変愛中

「どこに行くのとか決まってんの?」

「いや、まだ誘われただけだからどこに行くかわかんない..」

「服はどうすんの?」

「東が清楚めがいいって言ったから、土曜日にももちゃんと買いに行こうかなって!」

嬉嬉として語る愛寧を後目にあやめが誠に耳打ちをする。

「日曜日、予定入ってなかったの?」

「それがさ...____」

誠があやめに返事をしていると、美優が誠に絡みはしゃぎ始めた。

「あ!なに2人で内緒話してるーー!!!」

「なんだなんだ〜?何を話してんだ〜??」

「えー、ずるい!内緒にするな〜!!」


美優と美来と歩瑚は誠の周りを囲むと、10本の指を自由に動かしながら近づいてくる。

3方向から来るので上手く逃げることができない誠は顔を真っ青にして止め始める。


「や、やめろ!俺まじで苦手なんだってバカ!来んなよ!!」

立ち上がって、周りを警戒するがダメだった。あっという間に倒され脇腹や足裏などをくすぐられる。

「うはははははっ...やめっ..!あっはははは!!」


グネグネと気持ち悪くのたうち回り、周りに影響を与えていく。
ほかの女子たちは、きゃー!とわざとらしく悲鳴をあげ四方に散って観客になる。誠は女子たちをなぎ倒す訳にもいかず、耐え、耐えた結果、何とか逃げ出すことが出来た。



「えー、まじでつまんない!」

「ほんとだよ〜」

「逃げんなよ〜!」


3人はそう言ってくすぐっていた指が汚いと言わんばかりに、机に撫で付け手を振りながら笑っていた。

「お前ら、サイコパスかよ.....てか、汚いもの扱いすんなよな!!くすぐってきたのお前らだぞ?!」


笑いすぎて溢れてきた涙を拭きながら誠は反論した。






くすぐり騒動が引いた頃、続々と基礎のパート練習が始まっていく。7月にはコンクールが始まり、あくまでも目指すはゴールド金賞。kまだ曲決まっていないので、部の基礎の意識を高める週間に毎年5月はなっている。

来週には新入生の部活動体験があり、来月には3年生の修学旅行がある。部の中心となる3年生は、約2年間やってきたにしろ基礎練習が疎かになってしまう時期が来た。だから、コンクール曲でどんな高音が出てきても対応ができるように、ロングトーン、リップスラー、タンギングをいつもより念入りに、HighB♭からの音階の練習をしていくのだ。

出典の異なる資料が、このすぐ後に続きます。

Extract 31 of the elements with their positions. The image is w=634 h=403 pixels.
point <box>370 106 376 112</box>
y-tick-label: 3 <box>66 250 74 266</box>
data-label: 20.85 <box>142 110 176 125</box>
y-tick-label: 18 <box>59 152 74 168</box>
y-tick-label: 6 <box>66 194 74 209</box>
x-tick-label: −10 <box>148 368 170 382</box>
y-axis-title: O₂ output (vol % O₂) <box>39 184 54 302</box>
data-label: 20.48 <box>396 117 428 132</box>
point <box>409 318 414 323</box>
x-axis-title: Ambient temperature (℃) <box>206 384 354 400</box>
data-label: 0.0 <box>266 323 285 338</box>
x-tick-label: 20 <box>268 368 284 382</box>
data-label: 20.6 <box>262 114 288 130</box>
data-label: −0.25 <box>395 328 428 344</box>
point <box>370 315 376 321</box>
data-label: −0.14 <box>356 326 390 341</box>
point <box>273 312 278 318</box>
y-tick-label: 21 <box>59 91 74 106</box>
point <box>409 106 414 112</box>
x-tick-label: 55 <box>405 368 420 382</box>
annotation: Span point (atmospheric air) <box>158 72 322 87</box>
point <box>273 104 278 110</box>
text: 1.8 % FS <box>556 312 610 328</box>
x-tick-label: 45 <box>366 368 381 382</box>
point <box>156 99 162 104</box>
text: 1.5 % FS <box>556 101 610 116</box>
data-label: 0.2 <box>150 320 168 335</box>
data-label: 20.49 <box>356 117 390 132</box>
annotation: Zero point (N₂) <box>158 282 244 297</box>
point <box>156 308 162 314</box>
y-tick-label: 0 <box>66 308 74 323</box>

金管は1年生がまだ入ってきていないので、3年と2年だけだが、3年8人の2年1人だけだ。各楽器のパートも1人のところがある、誠の担当するホルンパートがそうだ。誠は、い1人の練習嫌だからとトランペットやトロンボーンのパート練習に入れて貰っていたりしている。




「愛寧〜、今日一緒にパート練いいか?」

「いいよ〜」


基礎合奏の譜面を見せ、優琴が3人分の椅子と中央にメトロノームを設置する。

「相変わらず、行動が早いな。」

「愛寧の方が早いし!!」

「おい、後輩に対抗心出すなよ?譲れバカ」

「ふーん」

そっぽをむいた愛寧に呆れた笑いをする誠に、苦笑いしかできない優琴。トロンボーンパートとのパート練はこういう時が5割だったりする。

優琴に対して対抗心を燃やしている愛寧は、負けず嫌いすぎて後輩の仕事もちゃちゃっとやってしまうところがある。まあ、それはちょっとへそが曲がっているとき限定だが..


「藤平の前でそんな態度とれんの?仮に付き合ったとして」



誠は純粋に疑問に思ったことを口にした。